On Tue, Apr 1, 2014 at 5:31 PM, Mark Andrews <[email protected]> wrote:

> > This too is going too far; of course they can, they can ask another
> > recursive resolver.
>
> Which also passes through bogus answers.  I will repeat stub resolvers
> can't recover from recursive servers that pass through bogus answers.
>

DNSSEC is a mitigation against spoofed responses, man-in-the-middle
interception-and-rewriting and cache compromises. These threats are
endpoint and path specific, so it's entirely possible that one of your
resolvers (or its path) has been compromised, but not others. If all of
your paths have been compromised, then there is no recovery; only
detection. But that is always true for DNSSEC.


> > Defaulting to CD=0 renders DNSSEC, essentially, pointless. Resolvers, and
> > the path between resolvers and stubs, are the easiest components in the
> > lookup chain to subvert.
>
> CD=0 tells the resolver to validate the answers it getsi if it is
> validating.  It has NOTHING to do with whether you are validating
> or not.  You have fallen for the myth that CD=1 indicates that you
> intend to validate and that CD=0 means that you are not validating.
> CD DOES NOT HAVE THOSE MEANINGS.
>
> DO=1 is the ONLY bit REQUIRED to be set if you are validating.
>
> If DO=1 is set you should assume the client may be validating.
> Named assumes this when deciding if it will intentionally break
> DNSSEC validation down stream.
>

As you pointed out, if I set CD=1, I always expect a meaningful answer
containing signatures that I can validate. If I set CD=0, then an empty
SERVFAIL response is valid. If I get SERVFAIL, how do I validate that it's
a real error? Your suggestion is to regress to the CD=0 case and re-check
it (or maybe do your own recursion?). Why not just do CD=0 all along?

Now I agree that a resolver should always validate the signatures anyway,
and if I were writing a caching resolver, I'd never cache rrsets that fail
validation, even if the user has CD set to 1. But that's separate.

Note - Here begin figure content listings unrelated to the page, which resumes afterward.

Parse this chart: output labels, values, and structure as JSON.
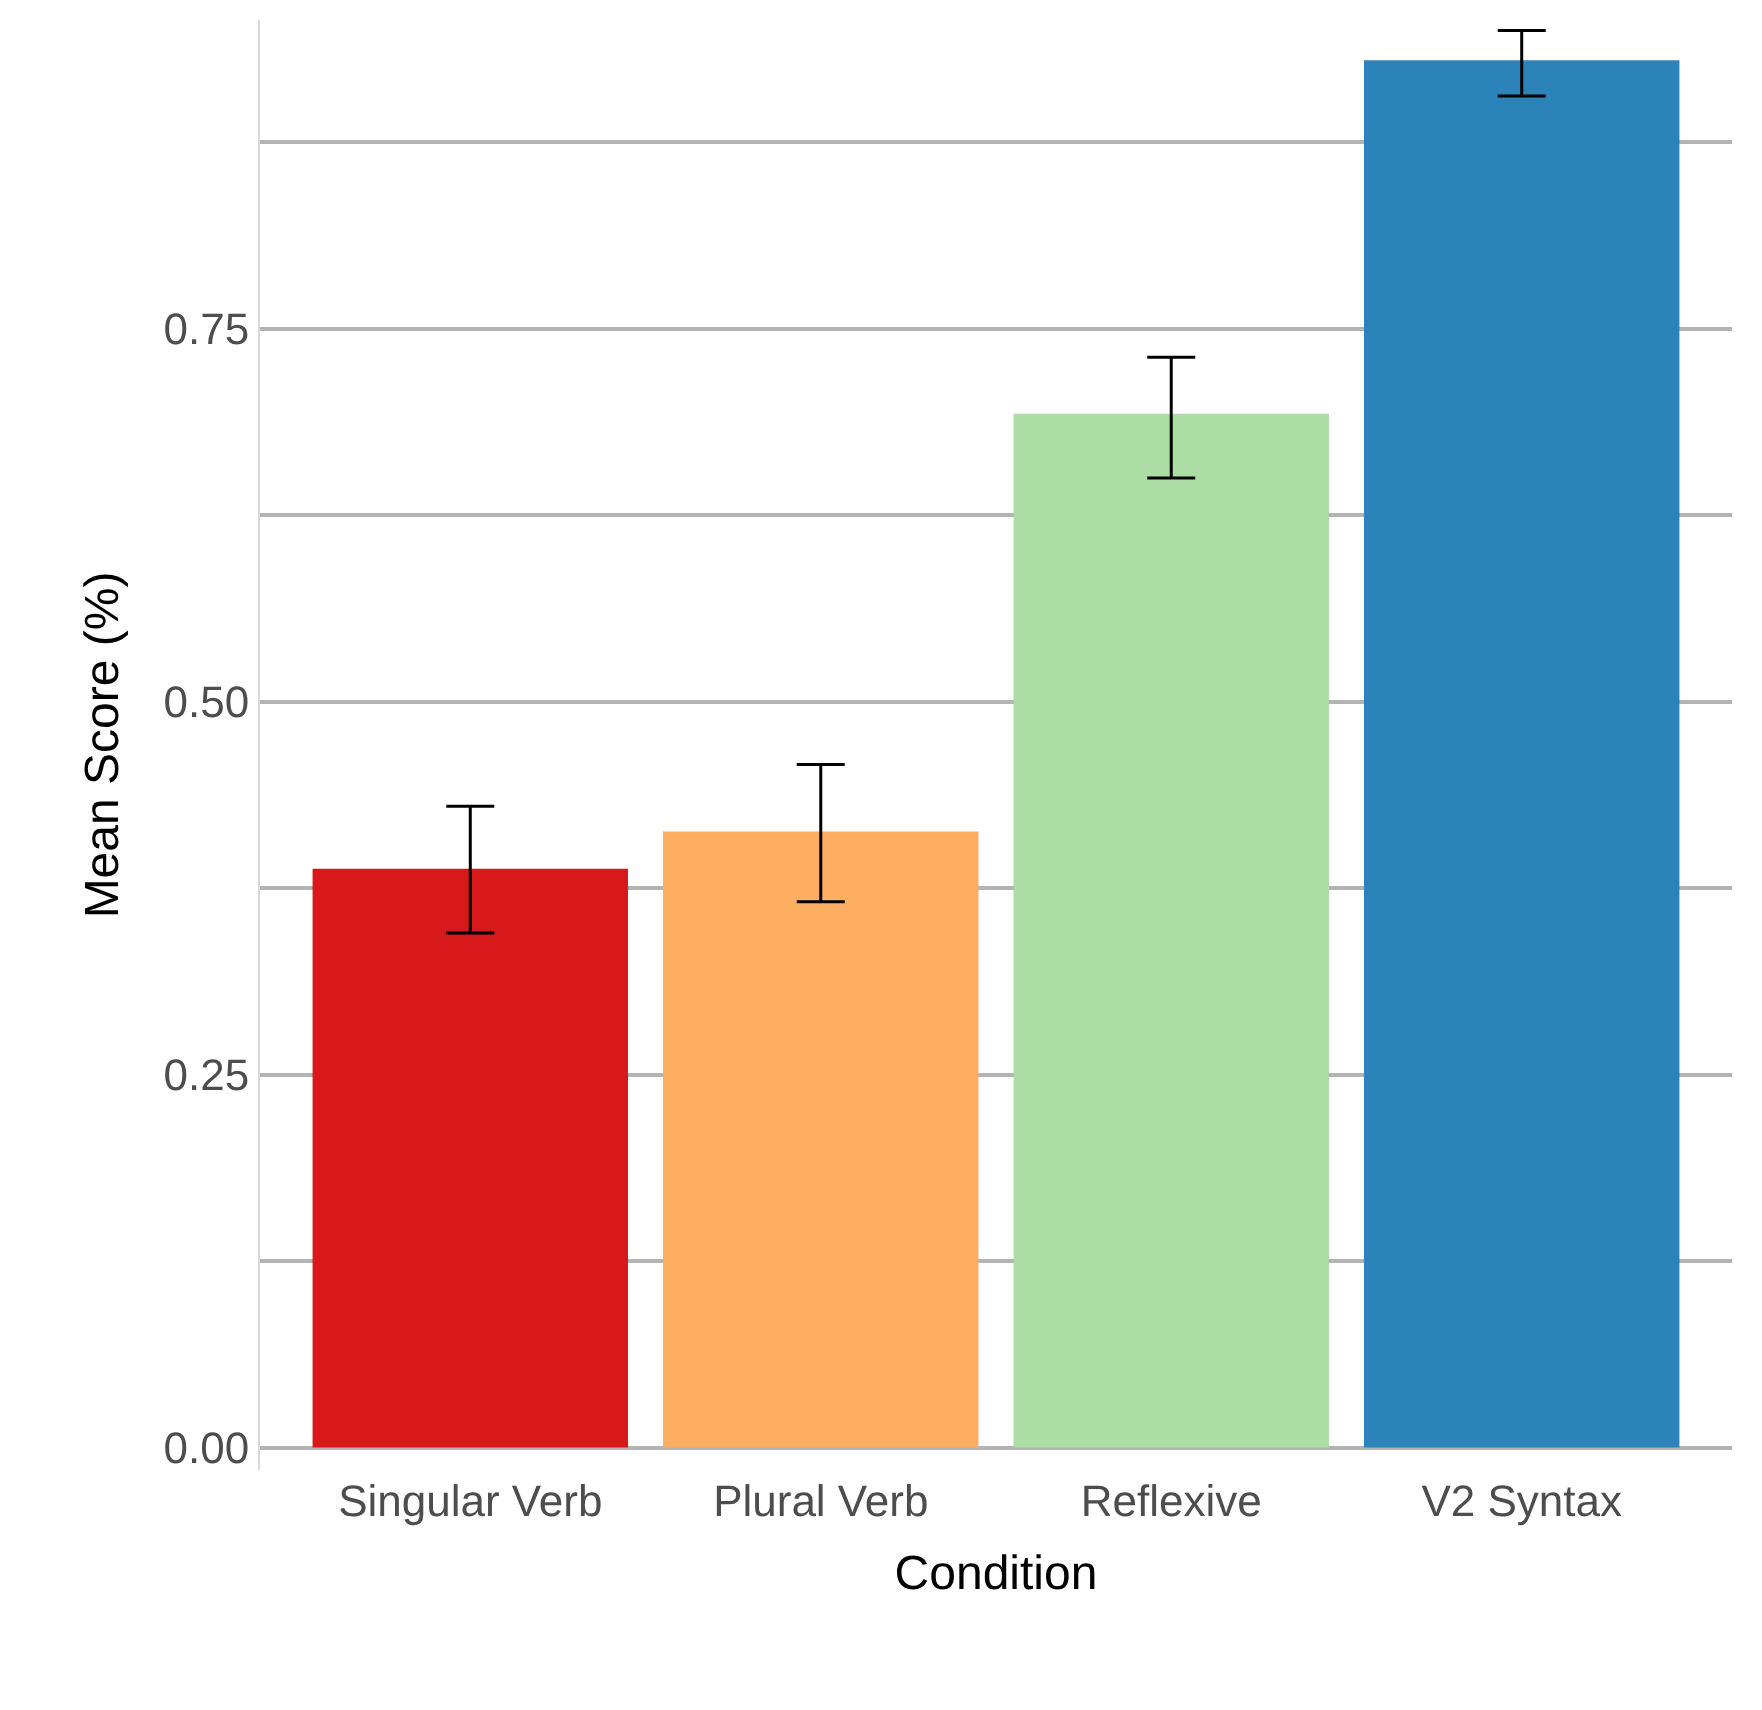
{
  "chart_data": {
    "type": "bar",
    "xlabel": "Condition",
    "ylabel": "Mean Score (%)",
    "categories": [
      "Singular Verb",
      "Plural Verb",
      "Reflexive",
      "V2 Syntax"
    ],
    "values": [
      0.388,
      0.413,
      0.693,
      0.93
    ],
    "colors": [
      "#d7191c",
      "#fdae61",
      "#abdda4",
      "#2b83ba"
    ],
    "errors": [
      [
        0.345,
        0.43
      ],
      [
        0.366,
        0.458
      ],
      [
        0.65,
        0.731
      ],
      [
        0.906,
        0.95
      ]
    ],
    "ylim": [
      -0.015,
      0.957
    ],
    "yticks": [
      {
        "value": 0,
        "label": "0.00"
      },
      {
        "value": 0.125,
        "label": null
      },
      0.25,
      {
        "value": 0.375,
        "label": null
      },
      {
        "value": 0.5,
        "label": "0.50"
      },
      {
        "value": 0.625,
        "label": null
      },
      0.75,
      {
        "value": 0.875,
        "label": null
      }
    ],
    "grid": "y"
  }
}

> > DNSSEC is quite capable to protecting that path.  Why do you need
> > > a second protocol.
> >
> > That statement is not consistent with setting CD=0 on that path.
>
> I sugges that you go re-read all the DNSSEC RFC's if you believe
> that because you are categorically WRONG.
>

Please stay civil, and also please don't assume that I haven't read the
DNSSEC RFCs.

If you set CD=0, you can't authenticate the failure case, empty SERVFAILs
can be spoofed or inserted towards the stub. And how do you disambiguate
between SERVFAILs that are validation errors and other server failures?
Without some kind of resolver redundancy (so recovering via retrying
another resolver) I don't see a way. Of course if all of your resolvers
return SERVFAIL, you're left in the same situation - but again, if every
path you have has been compromised, there is no escape.

But this can all be boiled down to;  As you've already written, you agree
that CD=1 is necessary in the failure case - it's the only hope of
authenticating the error. So why bother with CD=0 at all?